The project explores the phenomenon of return migration in small rural communities of Sardinia. Through objects, domestic interiors, portraits, and traces within the landscape, the project reflects on the fluid nature of cultural identity—too often constrained by rigid notions of tradition, folklore, and belonging.
From a social sciences perspective, identity is shaped through encounters with the Other. It is not a fixed condition, but a generative process driven by experience and social dynamics. In political discourse, however, identity is frequently instrumentalized as a conservative and exclusionary concept, producing divisions between a “we” and a “they.” This backward-looking gaze reduces the past to a simplified narrative, obscuring the continuous history of migration that lies at the core of human life.

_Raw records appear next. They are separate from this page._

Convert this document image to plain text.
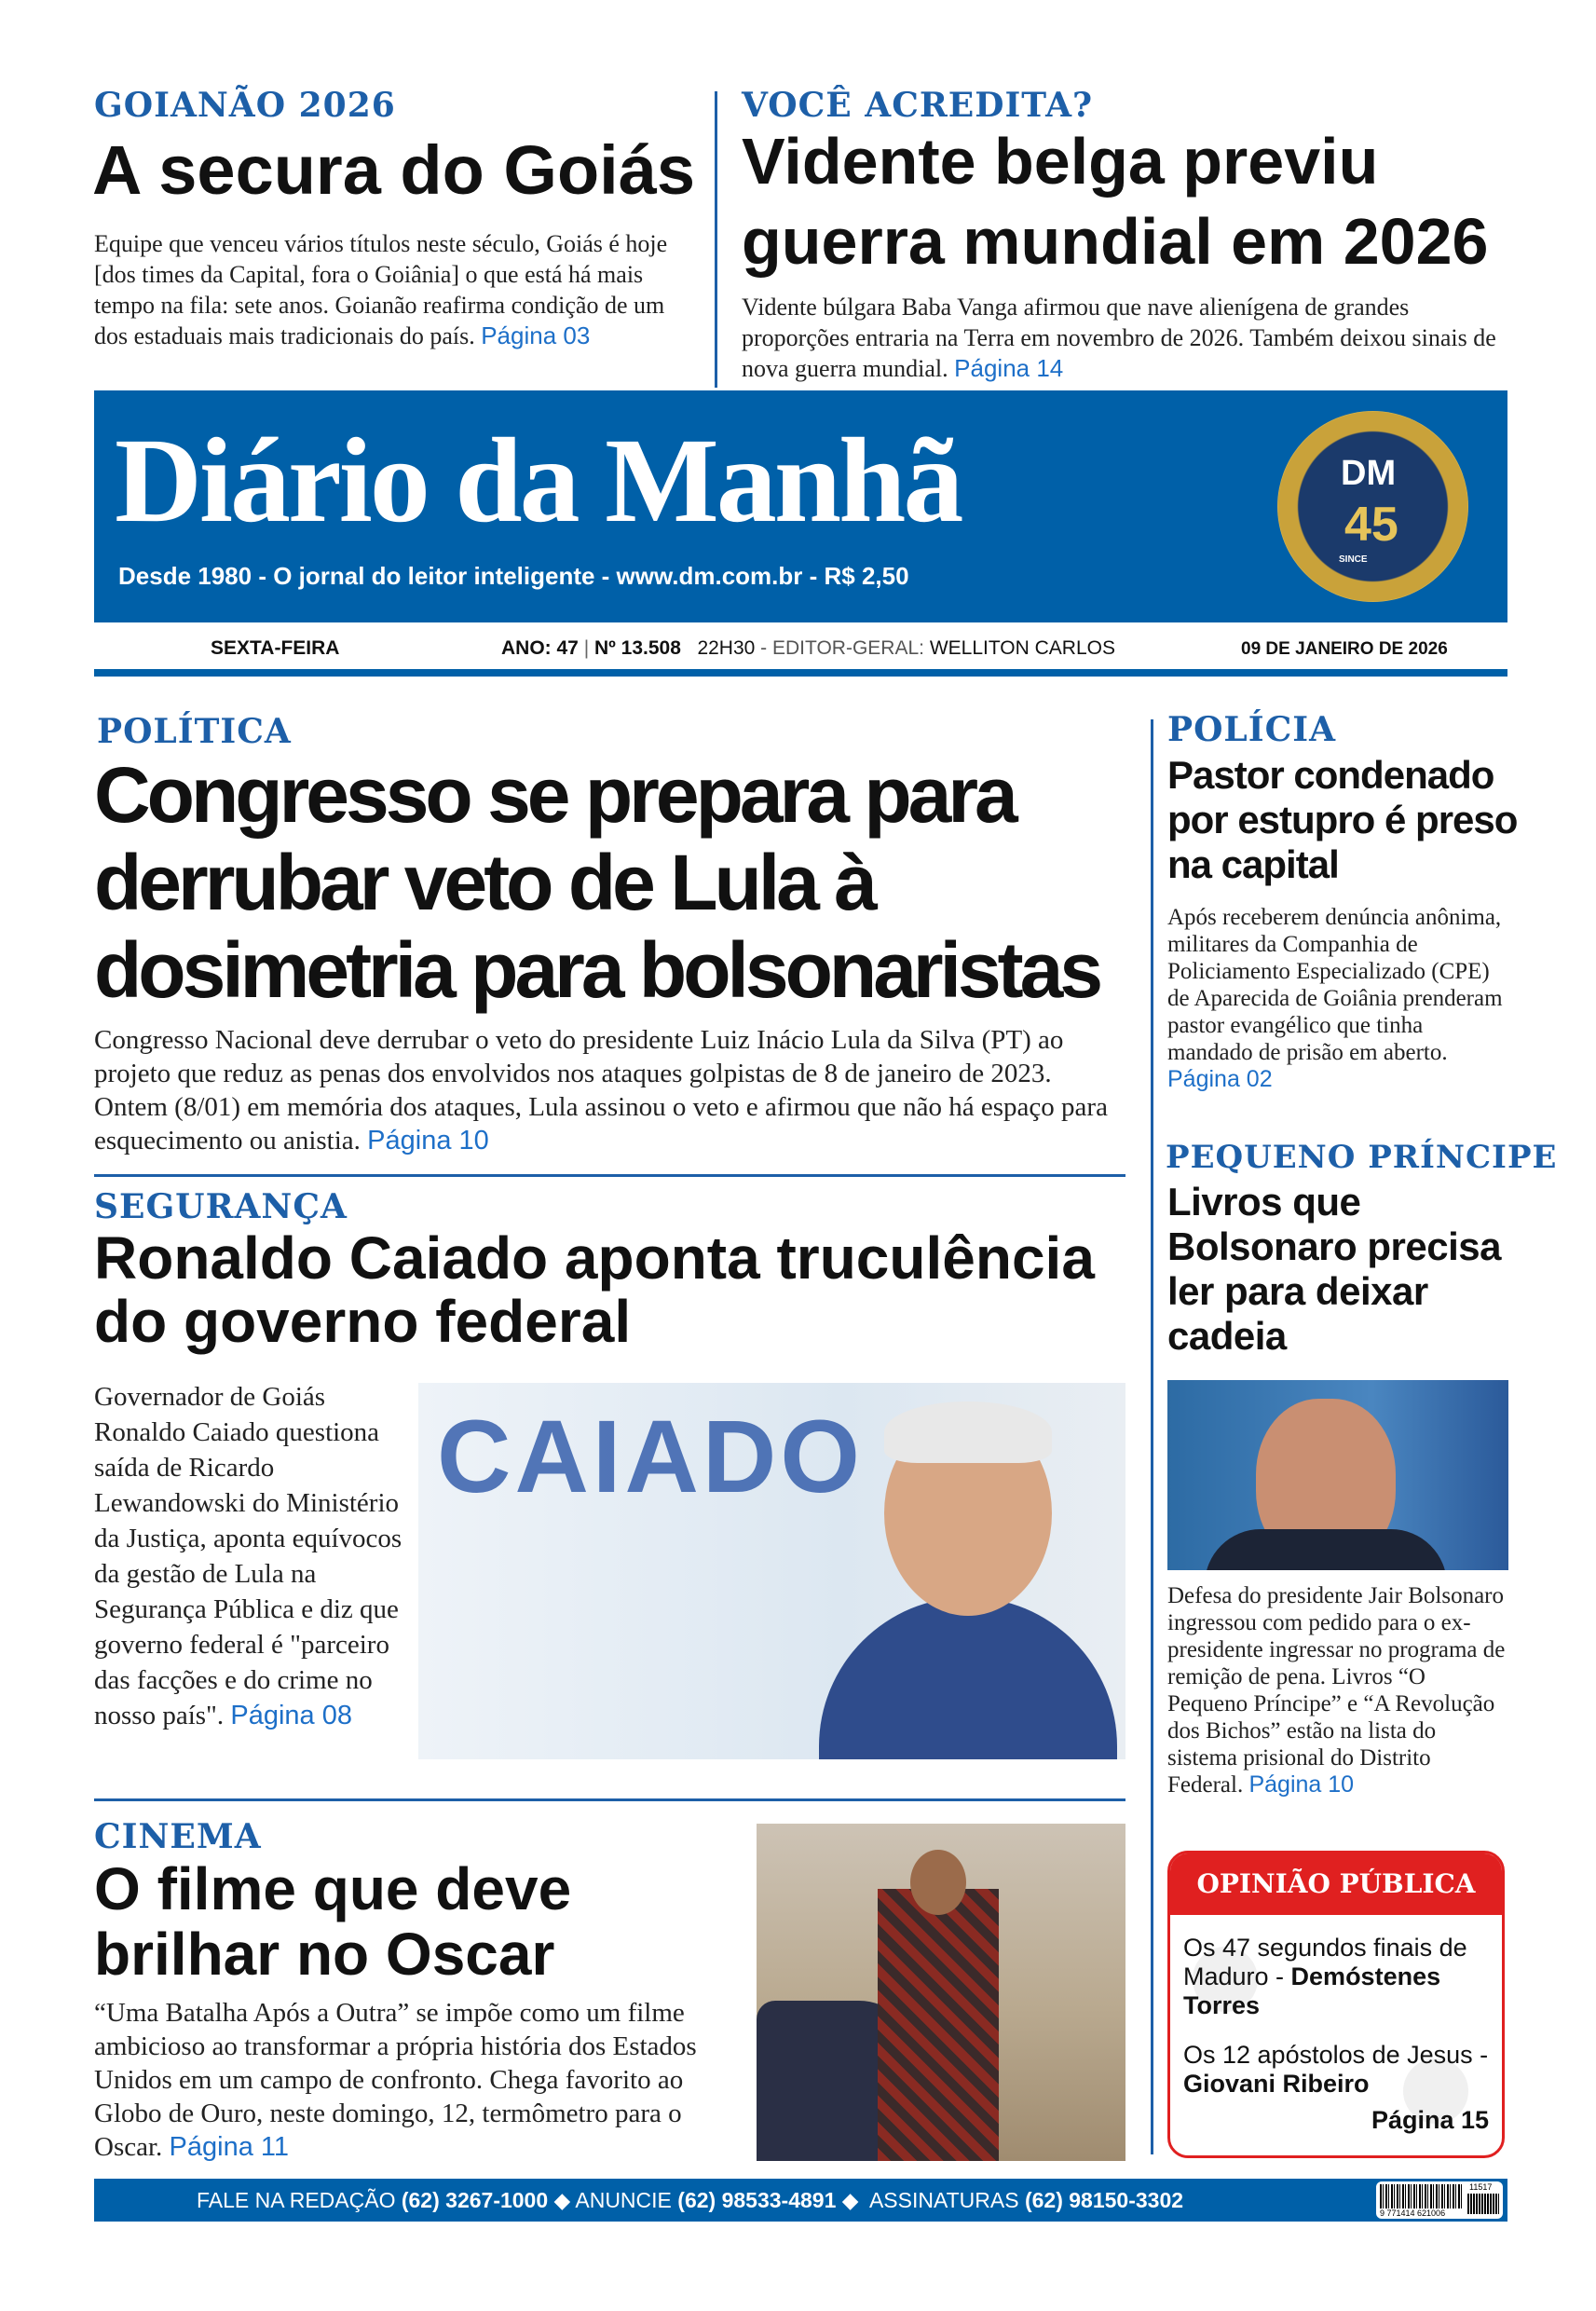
GOIANÃO 2026
A secura do Goiás
Equipe que venceu vários títulos neste século, Goiás é hoje [dos times da Capital, fora o Goiânia] o que está há mais tempo na fila: sete anos. Goianão reafirma condição de um dos estaduais mais tradicionais do país. Página 03
VOCÊ ACREDITA?
Vidente belga previu guerra mundial em 2026
Vidente búlgara Baba Vanga afirmou que nave alienígena de grandes proporções entraria na Terra em novembro de 2026. Também deixou sinais de nova guerra mundial. Página 14
Diário da Manhã
Desde 1980 - O jornal do leitor inteligente - www.dm.com.br - R$ 2,50
DM
45
SINCE
SEXTA-FEIRA	ANO: 47 | Nº 13.508 22H30 - EDITOR-GERAL: WELLITON CARLOS	09 DE JANEIRO DE 2026
POLÍTICA
Congresso se prepara para derrubar veto de Lula à dosimetria para bolsonaristas
Congresso Nacional deve derrubar o veto do presidente Luiz Inácio Lula da Silva (PT) ao projeto que reduz as penas dos envolvidos nos ataques golpistas de 8 de janeiro de 2023. Ontem (8/01) em memória dos ataques, Lula assinou o veto e afirmou que não há espaço para esquecimento ou anistia. Página 10
SEGURANÇA
Ronaldo Caiado aponta truculência do governo federal
Governador de Goiás Ronaldo Caiado questiona saída de Ricardo Lewandowski do Ministério da Justiça, aponta equívocos da gestão de Lula na Segurança Pública e diz que governo federal é "parceiro das facções e do crime no nosso país". Página 08
CAIADO
CINEMA
O filme que deve brilhar no Oscar
“Uma Batalha Após a Outra” se impõe como um filme ambicioso ao transformar a própria história dos Estados Unidos em um campo de confronto. Chega favorito ao Globo de Ouro, neste domingo, 12, termômetro para o Oscar. Página 11
POLÍCIA
Pastor condenado por estupro é preso na capital
Após receberem denúncia anônima, militares da Companhia de Policiamento Especializado (CPE) de Aparecida de Goiânia prenderam pastor evangélico que tinha mandado de prisão em aberto. Página 02
PEQUENO PRÍNCIPE
Livros que Bolsonaro precisa ler para deixar cadeia
Defesa do presidente Jair Bolsonaro ingressou com pedido para o ex-presidente ingressar no programa de remição de pena. Livros “O Pequeno Príncipe” e “A Revolução dos Bichos” estão na lista do sistema prisional do Distrito Federal. Página 10
OPINIÃO PÚBLICA
Os 47 segundos finais de Maduro - Demóstenes Torres
Os 12 apóstolos de Jesus - Giovani Ribeiro
Página 15
FALE NA REDAÇÃO (62) 3267-1000 ◆ ANUNCIE (62) 98533-4891 ◆ ASSINATURAS (62) 98150-3302
9 771414 621006
11517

The project asks what happens when an identity forged through displacement and exposure to difference confronts a present still deeply rooted in the past. What does it mean to return to the place one once left? These questions resist singular answers. Garden of Elsewheres assembles fragments of these trajectories, creating connections between landscape and domestic space, enigmatic objects, and the gazes of individuals who have spent much of their lives far from their place of origin.
Sardinia—affected by depopulation for more than half a century and simultaneously subject to renewed touristic interest—exists in a state of suspension. It oscillates between the search for imagined origins and invented traditions, and a multifaceted reality shaped by return: by those who come back to a small corner of the world after having lived within broader, more open contexts.